In summary, HPS has complex etiology, diverse clinical manifestations, and rapid changes in the condition, is more critical, and has a high mortality rate, and its diagnosis and treatment are challenging. As a systemic and pathological examination, 18F-FDG PET/CT is of great significance in patients with HPS whose diagnosis is unknown, and there is no pathological confirmation. 18F-FDG PET/CT findings can reflect the location and activity of inflammatory lesions, thus supporting clinical diagnosis, helping to detect the potential cause of HPS, further guiding the biopsy site to identify the pathology, and assisting in determining the treatment plan; it is helpful to monitor the efficacy and has potential prognostic value.

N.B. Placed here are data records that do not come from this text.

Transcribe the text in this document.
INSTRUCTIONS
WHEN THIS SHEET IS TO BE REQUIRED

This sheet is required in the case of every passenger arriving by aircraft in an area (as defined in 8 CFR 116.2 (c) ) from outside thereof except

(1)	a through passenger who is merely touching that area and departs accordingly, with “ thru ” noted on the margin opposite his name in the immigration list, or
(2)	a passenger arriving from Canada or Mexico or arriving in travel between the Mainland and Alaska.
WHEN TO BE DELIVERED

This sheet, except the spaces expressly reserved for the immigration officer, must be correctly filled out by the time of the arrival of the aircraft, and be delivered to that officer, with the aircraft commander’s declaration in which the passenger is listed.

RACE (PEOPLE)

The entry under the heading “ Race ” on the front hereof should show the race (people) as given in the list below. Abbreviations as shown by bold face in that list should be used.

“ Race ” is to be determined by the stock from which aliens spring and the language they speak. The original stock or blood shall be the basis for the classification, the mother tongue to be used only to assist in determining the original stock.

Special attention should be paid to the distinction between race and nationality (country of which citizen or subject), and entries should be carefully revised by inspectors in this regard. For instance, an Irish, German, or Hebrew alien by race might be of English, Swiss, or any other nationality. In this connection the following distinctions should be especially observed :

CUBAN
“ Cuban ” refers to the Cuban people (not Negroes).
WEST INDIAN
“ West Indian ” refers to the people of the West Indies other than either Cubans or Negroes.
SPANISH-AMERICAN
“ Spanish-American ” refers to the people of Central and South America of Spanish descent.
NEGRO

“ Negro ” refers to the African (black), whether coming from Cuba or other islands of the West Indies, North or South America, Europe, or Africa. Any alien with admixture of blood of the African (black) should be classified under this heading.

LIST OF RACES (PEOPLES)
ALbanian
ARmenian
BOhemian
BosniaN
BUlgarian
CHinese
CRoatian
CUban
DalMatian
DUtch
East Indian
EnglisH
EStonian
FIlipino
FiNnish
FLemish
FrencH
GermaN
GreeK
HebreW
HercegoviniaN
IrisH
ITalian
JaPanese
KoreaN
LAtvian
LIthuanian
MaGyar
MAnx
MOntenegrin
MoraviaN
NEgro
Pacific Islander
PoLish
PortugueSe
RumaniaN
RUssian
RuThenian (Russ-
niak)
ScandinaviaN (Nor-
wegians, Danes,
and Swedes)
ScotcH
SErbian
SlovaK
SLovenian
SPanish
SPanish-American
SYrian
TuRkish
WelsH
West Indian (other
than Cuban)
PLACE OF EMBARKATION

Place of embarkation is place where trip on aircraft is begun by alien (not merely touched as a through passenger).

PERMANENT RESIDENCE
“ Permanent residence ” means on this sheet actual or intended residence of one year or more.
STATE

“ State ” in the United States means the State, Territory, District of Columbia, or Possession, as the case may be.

In this study, we analyzed the diagnostic value of 18F-FDG PET/CT in the differential diagnosis of HPS, further confirming that 18F-FDG PET/CT is an effective means of diagnosing HPS and differentiating benign from malignant HPS. Thus, the conclusion obtained in this study is more persuasive than the results reported in single literature and can provide some guiding value for clinical diagnosis. However, this study also has some limitations. First, this study failed to find the cut-off value for the diagnosis of HPS and differential diagnosis of benign and malignant HPS, which makes 18F-FDG PET/CT still suffer from some limitations in the diagnosis of HPS; second, most of the studies included in this meta-analysis had relevant reports of SUV values but did not give specific SUV values but studied the correlation between SUV and some serum parameters, resulting in fewer literature data in this meta-analysis when analyzing SUV differences in the liver, spleen, lymph nodes, and bone marrow, affecting the reliability of the results. Third, the overall number of patients included in this study is also small, making the conclusions derived from a small sample size. Fourth, all of the included studies were retrospectively designed; this meta-analysis would have the limitations of the retrospective studies.

5. Conclusion

According to the data of existing literature, 18F-FDG PET/CT can be found to be an effective means of diagnosing HPS, while the differential diagnosis of the benign and malignant hemophagocytic syndrome also has high accuracy.